Facing The Chudleigh Dragons (Part 2)

Last week, we heard from two members of CWC about the new feature of the Literary Festival. This week we hear from  Suzanne McConagy, a guest from Torquay who heard about the competition via the internet and decided to come along and have a go.

“Entering the den of the Chudleigh Dragons with some trepidation, I expected to emerge with my delicate writer’s soul seared by their fiery breath. Instead, the experience left me feeling encouraged. For a start, even getting on the short list had seemed to be a step in the right direction, especially as this was my first attempt to compete at a festival.

The dragons – Sophie Duffy (writer), Tarja Moles (publisher) and Ian Hobbs (reader) – disguised themselves well, smiling pleasantly at each vic … er … candidate as they waited for him or her to begin.

I should, of course, have remembered this was ‘Dragon’s Den’ and that, in the programme, the pitch was always followed by a tough interrogation, so I did myself no favours when I didn’t allow the dragons enough time for questions. My chance to reveal how clever, witty and professional I am – and I wasted it! Well, it was a long time since I’d watched the programme.

The clear winner, Jean Burnett, gave a perfectly-pitched, succinct presentation of her novel, from which I felt everyone could take something positive. This would have been my choice as well.

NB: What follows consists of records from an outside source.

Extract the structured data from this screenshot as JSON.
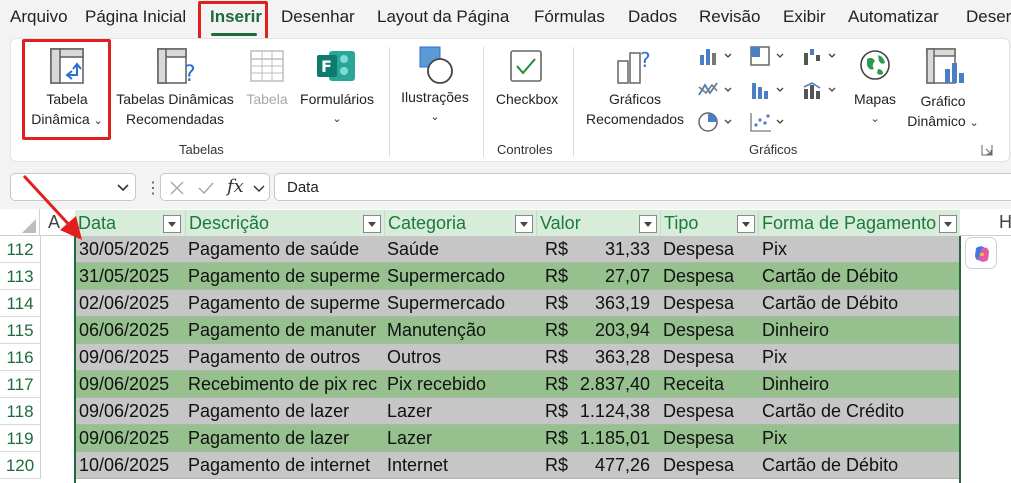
{
  "menu": {
    "items": [
      "Arquivo",
      "Página Inicial",
      "Inserir",
      "Desenhar",
      "Layout da Página",
      "Fórmulas",
      "Dados",
      "Revisão",
      "Exibir",
      "Automatizar",
      "Deser"
    ],
    "active": "Inserir"
  },
  "ribbon": {
    "tabelas": {
      "pivot_line1": "Tabela",
      "pivot_line2": "Dinâmica",
      "rec_line1": "Tabelas Dinâmicas",
      "rec_line2": "Recomendadas",
      "table": "Tabela",
      "forms": "Formulários",
      "group": "Tabelas"
    },
    "ilustracoes": "Ilustrações",
    "controles": {
      "checkbox": "Checkbox",
      "group": "Controles"
    },
    "graficos": {
      "rec_line1": "Gráficos",
      "rec_line2": "Recomendados",
      "maps": "Mapas",
      "pivot_chart_line1": "Gráfico",
      "pivot_chart_line2": "Dinâmico",
      "group": "Gráficos"
    }
  },
  "formula_bar": {
    "name_box": "",
    "content": "Data"
  },
  "sheet": {
    "col_a": "A",
    "col_h": "H",
    "headers": [
      "Data",
      "Descrição",
      "Categoria",
      "Valor",
      "Tipo",
      "Forma de Pagamento"
    ],
    "rows": [
      {
        "n": "112",
        "data": "30/05/2025",
        "desc": "Pagamento de saúde",
        "cat": "Saúde",
        "cur": "R$",
        "val": "31,33",
        "tipo": "Despesa",
        "forma": "Pix"
      },
      {
        "n": "113",
        "data": "31/05/2025",
        "desc": "Pagamento de superme",
        "cat": "Supermercado",
        "cur": "R$",
        "val": "27,07",
        "tipo": "Despesa",
        "forma": "Cartão de Débito"
      },
      {
        "n": "114",
        "data": "02/06/2025",
        "desc": "Pagamento de superme",
        "cat": "Supermercado",
        "cur": "R$",
        "val": "363,19",
        "tipo": "Despesa",
        "forma": "Cartão de Débito"
      },
      {
        "n": "115",
        "data": "06/06/2025",
        "desc": "Pagamento de manuter",
        "cat": "Manutenção",
        "cur": "R$",
        "val": "203,94",
        "tipo": "Despesa",
        "forma": "Dinheiro"
      },
      {
        "n": "116",
        "data": "09/06/2025",
        "desc": "Pagamento de outros",
        "cat": "Outros",
        "cur": "R$",
        "val": "363,28",
        "tipo": "Despesa",
        "forma": "Pix"
      },
      {
        "n": "117",
        "data": "09/06/2025",
        "desc": "Recebimento de pix rec",
        "cat": "Pix recebido",
        "cur": "R$",
        "val": "2.837,40",
        "tipo": "Receita",
        "forma": "Dinheiro"
      },
      {
        "n": "118",
        "data": "09/06/2025",
        "desc": "Pagamento de lazer",
        "cat": "Lazer",
        "cur": "R$",
        "val": "1.124,38",
        "tipo": "Despesa",
        "forma": "Cartão de Crédito"
      },
      {
        "n": "119",
        "data": "09/06/2025",
        "desc": "Pagamento de lazer",
        "cat": "Lazer",
        "cur": "R$",
        "val": "1.185,01",
        "tipo": "Despesa",
        "forma": "Pix"
      },
      {
        "n": "120",
        "data": "10/06/2025",
        "desc": "Pagamento de internet",
        "cat": "Internet",
        "cur": "R$",
        "val": "477,26",
        "tipo": "Despesa",
        "forma": "Cartão de Débito"
      }
    ]
  },
  "colors": {
    "accent": "#1e6b3a",
    "highlight_red": "#e0201c",
    "row_gray": "#c6c6c6",
    "row_green": "#97c08f",
    "header_green": "#d7ecd9"
  }
}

I’d like to look at this from the point of view of a writer in the audience. This session gave so much information about pitching your work that it was a little master class in what to do – and what not to do. There was the opportunity to study:

– Body language
– The importance of smiling occasionally at the audience and at the panel
– Using props to make yourself memorable
– How much stage craft is required
– Being clear about the structure of your story – and being able to get that across
– Not including too much information – the audience is only able to hang onto a few salient points.

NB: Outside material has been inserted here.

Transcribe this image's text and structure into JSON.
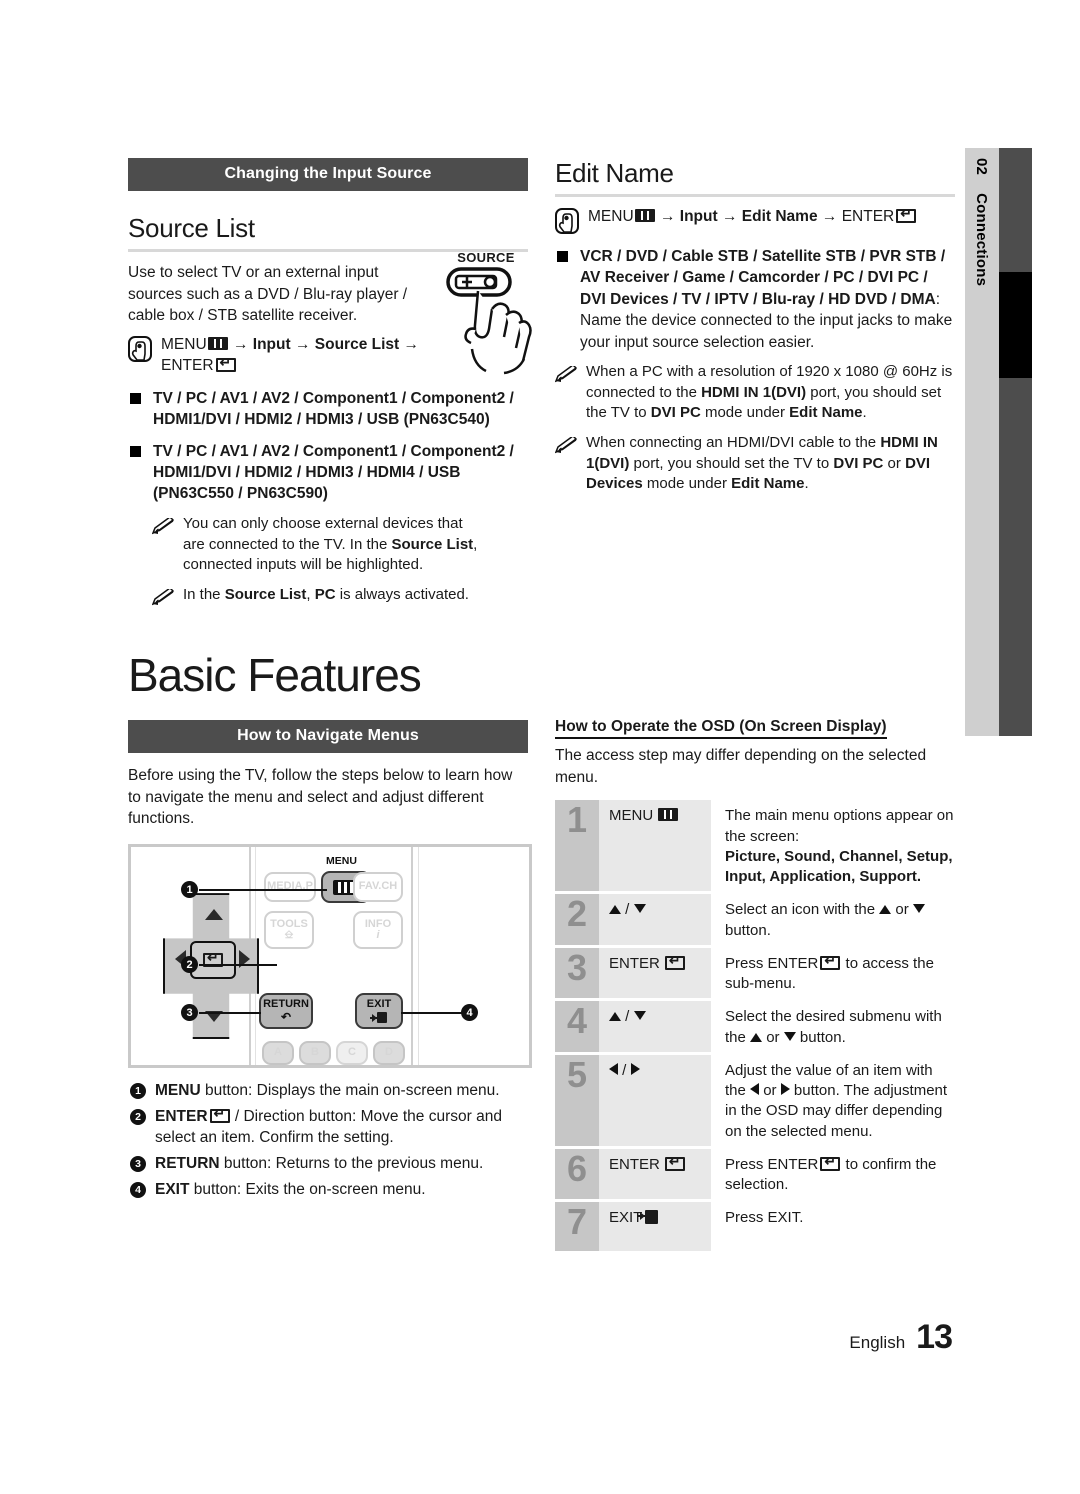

But equally important, it was entertaining enough for a much wider audience. I think this is a session to which the general public could be invited. There are many people who are great readers who might find this fascinating. The impressive viewing figures for the original ‘Dragons’ Den’ make it obvious the audience was not mainly composed of would-be entrepreneurs.

For me, entering a competition like this was well worth the hard work of preparing for it and the fear that everything would go irretrievably wrong, so thank you Chudleigh Writers for organising the event.”